Just a week after we got married, he told me that he never wanted to marry me; I knew from then on that he did not take our relationship seriously. I should have broken up with him years ago. My instinct had always told me that I couldn’t trust him and I never did, so perhaps, that was why our relationship never worked. 

Now that it’s ended, I’m completely free and I am moving on. Eleven months have been and gone; I now have a well paid job that I really enjoy and I’m adjusting to life as a single parent. The great thing about it is that I am able to enjoy every moment with my daughter, appreciating her company, as well as spending more quality time with my friends.

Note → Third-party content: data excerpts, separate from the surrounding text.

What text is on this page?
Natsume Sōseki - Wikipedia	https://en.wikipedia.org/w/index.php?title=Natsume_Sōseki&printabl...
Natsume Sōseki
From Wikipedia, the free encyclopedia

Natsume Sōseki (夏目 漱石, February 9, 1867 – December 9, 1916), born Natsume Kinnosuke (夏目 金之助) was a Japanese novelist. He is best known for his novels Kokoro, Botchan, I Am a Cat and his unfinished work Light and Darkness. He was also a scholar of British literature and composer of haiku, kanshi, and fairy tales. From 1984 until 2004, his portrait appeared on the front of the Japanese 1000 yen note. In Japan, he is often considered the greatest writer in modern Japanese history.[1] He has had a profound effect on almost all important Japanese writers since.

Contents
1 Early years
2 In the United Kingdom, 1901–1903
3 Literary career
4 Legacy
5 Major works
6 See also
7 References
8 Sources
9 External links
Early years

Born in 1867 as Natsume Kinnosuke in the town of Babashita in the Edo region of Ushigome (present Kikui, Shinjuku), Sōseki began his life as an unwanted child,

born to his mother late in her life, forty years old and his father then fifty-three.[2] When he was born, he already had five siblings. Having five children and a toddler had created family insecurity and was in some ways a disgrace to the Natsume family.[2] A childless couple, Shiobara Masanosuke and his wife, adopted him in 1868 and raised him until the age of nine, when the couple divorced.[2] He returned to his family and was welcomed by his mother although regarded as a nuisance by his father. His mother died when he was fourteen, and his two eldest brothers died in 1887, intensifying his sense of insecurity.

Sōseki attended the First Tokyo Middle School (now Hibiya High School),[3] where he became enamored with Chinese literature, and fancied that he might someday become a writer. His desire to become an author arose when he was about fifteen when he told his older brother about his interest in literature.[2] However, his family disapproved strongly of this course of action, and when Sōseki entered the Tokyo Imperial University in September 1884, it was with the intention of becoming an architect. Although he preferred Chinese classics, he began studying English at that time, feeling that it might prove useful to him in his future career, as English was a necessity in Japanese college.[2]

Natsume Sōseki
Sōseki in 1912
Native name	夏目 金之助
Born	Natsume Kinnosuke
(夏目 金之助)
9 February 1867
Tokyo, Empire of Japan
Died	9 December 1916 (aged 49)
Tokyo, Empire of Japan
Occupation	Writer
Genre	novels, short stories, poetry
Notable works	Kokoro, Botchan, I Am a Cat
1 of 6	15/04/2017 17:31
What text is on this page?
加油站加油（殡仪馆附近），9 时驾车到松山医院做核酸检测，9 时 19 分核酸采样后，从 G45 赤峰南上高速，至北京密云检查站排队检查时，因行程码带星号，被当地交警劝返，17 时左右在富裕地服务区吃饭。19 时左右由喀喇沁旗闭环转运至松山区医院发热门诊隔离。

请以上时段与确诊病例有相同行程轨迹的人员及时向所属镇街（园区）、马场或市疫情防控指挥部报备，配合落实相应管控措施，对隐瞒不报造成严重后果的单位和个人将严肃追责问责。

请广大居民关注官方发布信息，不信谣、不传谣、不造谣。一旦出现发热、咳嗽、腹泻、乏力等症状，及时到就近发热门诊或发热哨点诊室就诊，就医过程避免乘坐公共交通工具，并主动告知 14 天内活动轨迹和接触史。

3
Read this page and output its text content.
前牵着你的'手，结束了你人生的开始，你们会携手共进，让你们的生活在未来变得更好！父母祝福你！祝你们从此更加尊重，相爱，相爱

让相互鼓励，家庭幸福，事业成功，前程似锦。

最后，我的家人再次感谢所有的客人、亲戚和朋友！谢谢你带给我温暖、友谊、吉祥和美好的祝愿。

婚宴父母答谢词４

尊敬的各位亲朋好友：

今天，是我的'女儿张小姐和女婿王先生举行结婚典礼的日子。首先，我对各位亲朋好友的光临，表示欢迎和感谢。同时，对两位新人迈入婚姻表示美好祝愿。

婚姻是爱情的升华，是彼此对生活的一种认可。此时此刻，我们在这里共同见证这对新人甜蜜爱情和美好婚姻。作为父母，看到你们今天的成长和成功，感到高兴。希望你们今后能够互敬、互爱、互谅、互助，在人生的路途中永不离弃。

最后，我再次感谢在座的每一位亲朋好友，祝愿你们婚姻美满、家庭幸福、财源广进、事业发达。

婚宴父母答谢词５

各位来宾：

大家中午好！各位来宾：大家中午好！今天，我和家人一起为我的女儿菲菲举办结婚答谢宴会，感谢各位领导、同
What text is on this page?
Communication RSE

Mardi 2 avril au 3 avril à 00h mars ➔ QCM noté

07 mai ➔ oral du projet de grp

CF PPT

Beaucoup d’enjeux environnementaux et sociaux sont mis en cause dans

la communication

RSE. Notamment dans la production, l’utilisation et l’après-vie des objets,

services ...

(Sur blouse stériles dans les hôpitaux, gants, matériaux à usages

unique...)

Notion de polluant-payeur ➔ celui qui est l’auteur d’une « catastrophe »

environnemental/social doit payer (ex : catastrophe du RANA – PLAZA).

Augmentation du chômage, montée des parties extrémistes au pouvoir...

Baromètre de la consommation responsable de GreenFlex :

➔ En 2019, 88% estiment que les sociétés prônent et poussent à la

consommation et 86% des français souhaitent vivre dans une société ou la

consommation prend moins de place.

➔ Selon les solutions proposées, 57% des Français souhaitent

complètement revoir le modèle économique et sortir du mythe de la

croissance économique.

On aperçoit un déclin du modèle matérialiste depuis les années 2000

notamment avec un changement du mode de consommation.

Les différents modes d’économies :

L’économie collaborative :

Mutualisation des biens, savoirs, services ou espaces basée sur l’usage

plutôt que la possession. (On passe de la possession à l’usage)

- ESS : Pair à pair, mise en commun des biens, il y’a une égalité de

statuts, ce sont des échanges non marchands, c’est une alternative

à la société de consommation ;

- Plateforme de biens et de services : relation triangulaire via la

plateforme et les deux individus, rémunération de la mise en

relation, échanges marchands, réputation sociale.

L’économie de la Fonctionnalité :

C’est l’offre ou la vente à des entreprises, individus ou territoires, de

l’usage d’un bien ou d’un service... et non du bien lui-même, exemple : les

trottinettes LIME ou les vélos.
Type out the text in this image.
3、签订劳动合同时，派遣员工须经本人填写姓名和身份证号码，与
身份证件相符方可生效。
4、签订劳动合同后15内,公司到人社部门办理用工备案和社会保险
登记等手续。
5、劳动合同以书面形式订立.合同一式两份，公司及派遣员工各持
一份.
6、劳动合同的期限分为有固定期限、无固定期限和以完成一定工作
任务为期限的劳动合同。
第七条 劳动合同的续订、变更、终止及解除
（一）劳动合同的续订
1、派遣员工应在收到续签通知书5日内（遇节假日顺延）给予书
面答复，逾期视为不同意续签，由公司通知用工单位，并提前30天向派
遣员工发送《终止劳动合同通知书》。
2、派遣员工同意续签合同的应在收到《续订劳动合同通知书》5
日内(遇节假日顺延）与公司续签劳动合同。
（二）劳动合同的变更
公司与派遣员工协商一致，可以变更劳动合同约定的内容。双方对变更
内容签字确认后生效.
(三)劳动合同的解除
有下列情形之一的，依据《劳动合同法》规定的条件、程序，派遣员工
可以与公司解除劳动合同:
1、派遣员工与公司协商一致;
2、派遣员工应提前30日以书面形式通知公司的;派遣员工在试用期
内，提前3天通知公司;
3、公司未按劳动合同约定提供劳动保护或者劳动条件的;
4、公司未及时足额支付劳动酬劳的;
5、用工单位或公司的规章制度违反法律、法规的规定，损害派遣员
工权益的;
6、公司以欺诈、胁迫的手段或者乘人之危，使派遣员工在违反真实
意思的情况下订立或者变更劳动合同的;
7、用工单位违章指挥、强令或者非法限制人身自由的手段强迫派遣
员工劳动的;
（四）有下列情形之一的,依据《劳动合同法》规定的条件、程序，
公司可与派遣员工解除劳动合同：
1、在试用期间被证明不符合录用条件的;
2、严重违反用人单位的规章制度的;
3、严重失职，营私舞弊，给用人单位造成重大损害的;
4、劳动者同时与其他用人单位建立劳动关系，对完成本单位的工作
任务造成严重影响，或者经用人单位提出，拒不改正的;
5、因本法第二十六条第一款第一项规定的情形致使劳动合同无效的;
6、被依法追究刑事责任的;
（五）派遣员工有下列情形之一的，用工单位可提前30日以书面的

The moment you realise your relationship doesn’t bring you the happiness you deserve, don’t fight it — just let it go. The first two months were the hardest for me, but when I broke free and decided to be brave, I started letting go slowly. I opened up to my closest and dearest friends, and my family, who have been very supportive too. I started being myself again, doing the things that I enjoy and love. I can read as many books as I like and smile at strangers (but, not in an odd manner, of course!). The whole process of feeling sorry for myself has come to an end and I am ready for a better future, but what matters the most for me now is my present. I lost my best friend and although what he did to me was unforgivable, I eventually forgave him despite not receiving an apology. Had I not have done that, I couldn’t have moved on. I knew I had to let him go.

My search for my one true love has not ended completely, and I know he is somewhere out there. Despite what I have been through, I’ve not changed my mind about love, and I know that eventually, I’ll be able to love again. I know something good will happen one day. The only thing that would deter me from feeling that way I’d like to with a man is not so much an inability to trust another, but an inability to trust myself enough to be with him. If I could surpass that feeling of self consciousness and control my imagination then perhaps, a happy ending is in store for me. I’m giving love another chance.